No creas que voy a gritar (Frank Beauvais)

Ne croyez surtout pas que je hurle (2019) es el título con el que Frank Beauvais, autor que lleva desde 2005 coqueteando con el audiovisual —siempre desde el cortometraje, combinando el cine-ensayo ínitimo con obras de marcado calado experimental, al menos en lo que se refiere a su montaje—, se estrena en el mundo del largo. Y, en cierta manera, supone una suerte de hibridación conceptual del conjunto de su obra, proponiendo en esta ocasión una fagocitación fílmica que le permita ahondar en el cuestionamiento existencial al que se ve abocado Beauvais durante unos 6 meses allá por el 2016 —recordemos que es la época del terror en Francia, pocos meses después del fatídico atentado en Bataclan—.

Beauvais, que se había mudado a Alsacia por motivos sentimentales, se encuentra solo después de la ruptura amorosa, en un pueblo alejado del mundanal ruido. Esta situación le empuja a poner en orden sus derivas existencialistas y a navegar lo más lejos posible de ellas. ¿La solución? Su insaciable cinefilia (o ‹cine-folie›como la describe él mismo en uno de los pasajes del film-diario). Los seis meses de encierro voluntario del cineasta se traducen en el visionado de unas 400 películas, que le servirán como soporte visual para construir formalmente su documental.

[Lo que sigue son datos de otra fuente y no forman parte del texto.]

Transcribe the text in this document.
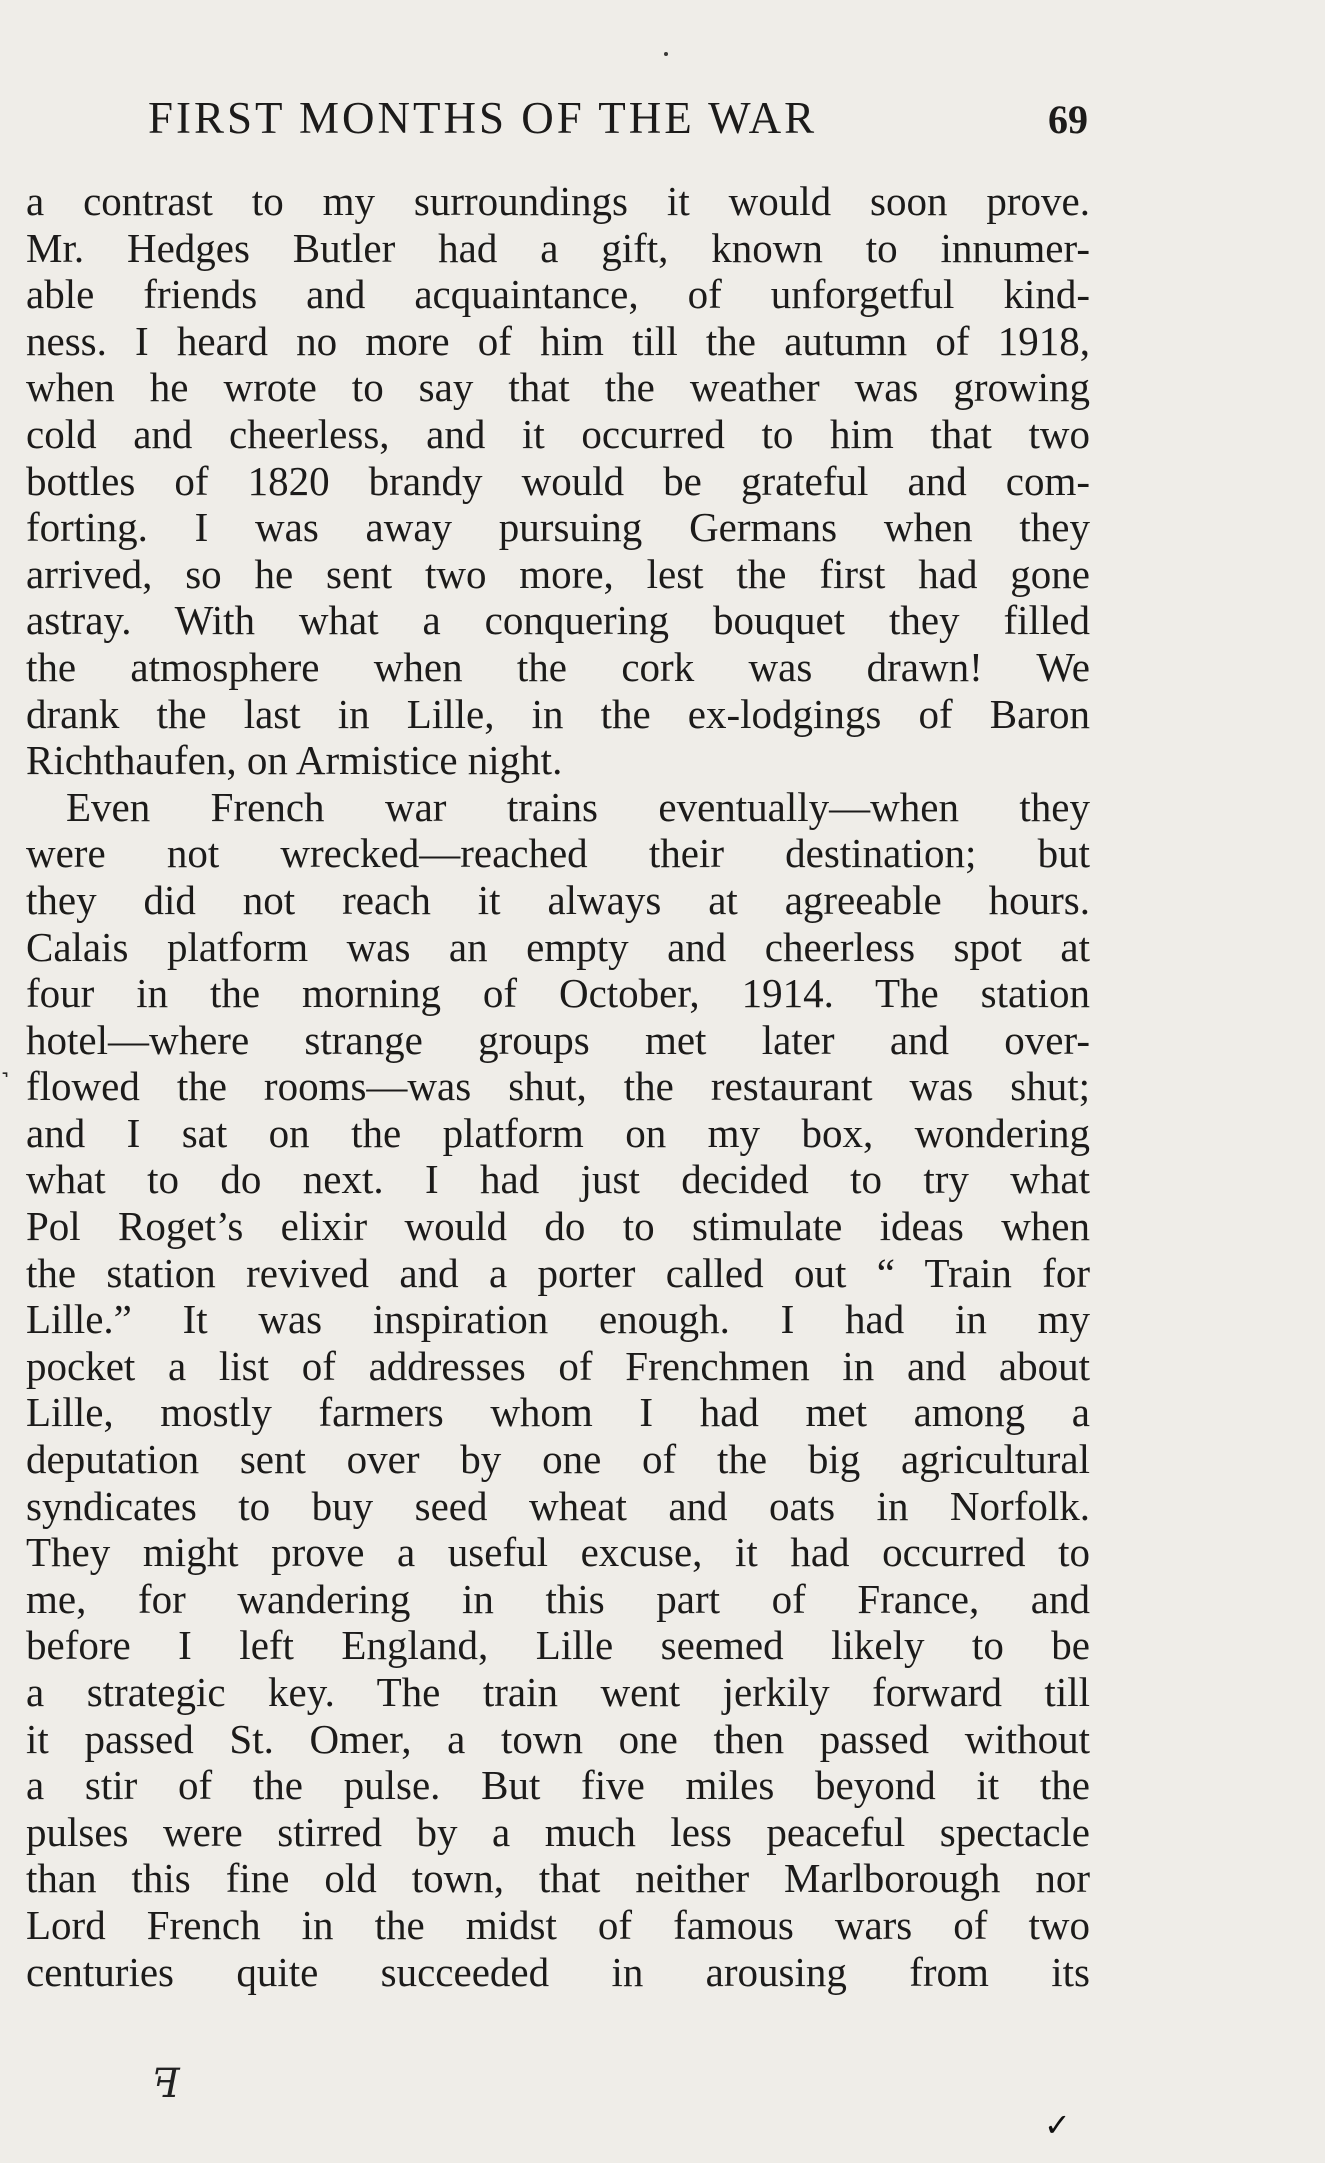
FIRST MONTHS OF THE WAR	69
˺
a contrast to my surroundings it would soon prove.
Mr. Hedges Butler had a gift, known to innumer-
able friends and acquaintance, of unforgetful kind-
ness. I heard no more of him till the autumn of 1918,
when he wrote to say that the weather was growing
cold and cheerless, and it occurred to him that two
bottles of 1820 brandy would be grateful and com-
forting. I was away pursuing Germans when they
arrived, so he sent two more, lest the first had gone
astray. With what a conquering bouquet they filled
the atmosphere when the cork was drawn! We
drank the last in Lille, in the ex-lodgings of Baron
Richthaufen, on Armistice night.
Even French war trains eventually—when they
were not wrecked—reached their destination; but
they did not reach it always at agreeable hours.
Calais platform was an empty and cheerless spot at
four in the morning of October, 1914. The station
hotel—where strange groups met later and over-
flowed the rooms—was shut, the restaurant was shut;
and I sat on the platform on my box, wondering
what to do next. I had just decided to try what
Pol Roget’s elixir would do to stimulate ideas when
the station revived and a porter called out “ Train for
Lille.” It was inspiration enough. I had in my
pocket a list of addresses of Frenchmen in and about
Lille, mostly farmers whom I had met among a
deputation sent over by one of the big agricultural
syndicates to buy seed wheat and oats in Norfolk.
They might prove a useful excuse, it had occurred to
me, for wandering in this part of France, and
before I left England, Lille seemed likely to be
a strategic key. The train went jerkily forward till
it passed St. Omer, a town one then passed without
a stir of the pulse. But five miles beyond it the
pulses were stirred by a much less peaceful spectacle
than this fine old town, that neither Marlborough nor
Lord French in the midst of famous wars of two
centuries quite succeeded in arousing from its
ꟻ
✓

El monólogo textual que acompaña a las imágenes y, por tanto, la voz discursiva del film, no es en absoluto nueva, ni siquiera si echamos la vista atrás en la filmografía francesa. Autores como Resnais, Marker o Queysanne ya habían reflexionado sobre el poder evocador de la imagen y su utilidad para la construcción de discursos críticos o filosóficos. En este caso, sin embargo, Beauvais se vale de su experiencia personal e íntima y de su interminable selección de títulos para montar, con fragmentos de apenas 5 o 10 segundos, un largometraje de 75 minutos, que le sirve para respaldar en imágenes sus reflexiones vitales y, cómo no, su pasión por el cine.

El resultado es una maravilla documental, exquisitamente montada, que nos sumerge en la vorágine apasionada y al mismo tiempo mortecina de su protagonista. Su voz (en off) firme, su dicción excelente y el texto totalmente deudor del universo literario —ya hemos mencionado los nada disimulados paralelismos con la voz en off de otra película francesa magistral, L’homme qui dort— participan del exceso, del agobio violento, de la rutina penosa a la que se ve sometida Beauvais tras su ruptura sentimental. Su misantropía crónica, sin embargo, le permite en raras ocasiones tener contacto con otras personas, como unos amigos cineastas o con la presencia de su padre, figura con la que apenas ha tenido contacto durante toda su vida y de la que prefiere alejarse.

Pero su relación paterno-filial —con la que, perdonadme porque es la última vez que lo hago, también pueden encontrarse paralelismos en la no menos maravillosa y autobiográfica My Winnipeg del canadiense Guy Maddin— es solo uno más de los pretextos reflexivos del film para, en una escala mayor, explorar las posibilidades narrativas del ‹footage›. Quizá la propuesta de Beauvais no tiene la entidad y redondez de otras grandes obras que se han adentrado en bretes de similar calado, pero sin duda saciará la sed de los espectadores ávidos de enfrentarse a un cine diferente, combativo, que no teme en vampirizar en imágenes la sangre de cuatrocientos filmes y cedérnosla. Un ejercicio de fagocitación y cinefília que le salvó la vida (y quién sabe, quizá también a alguno de nosotros).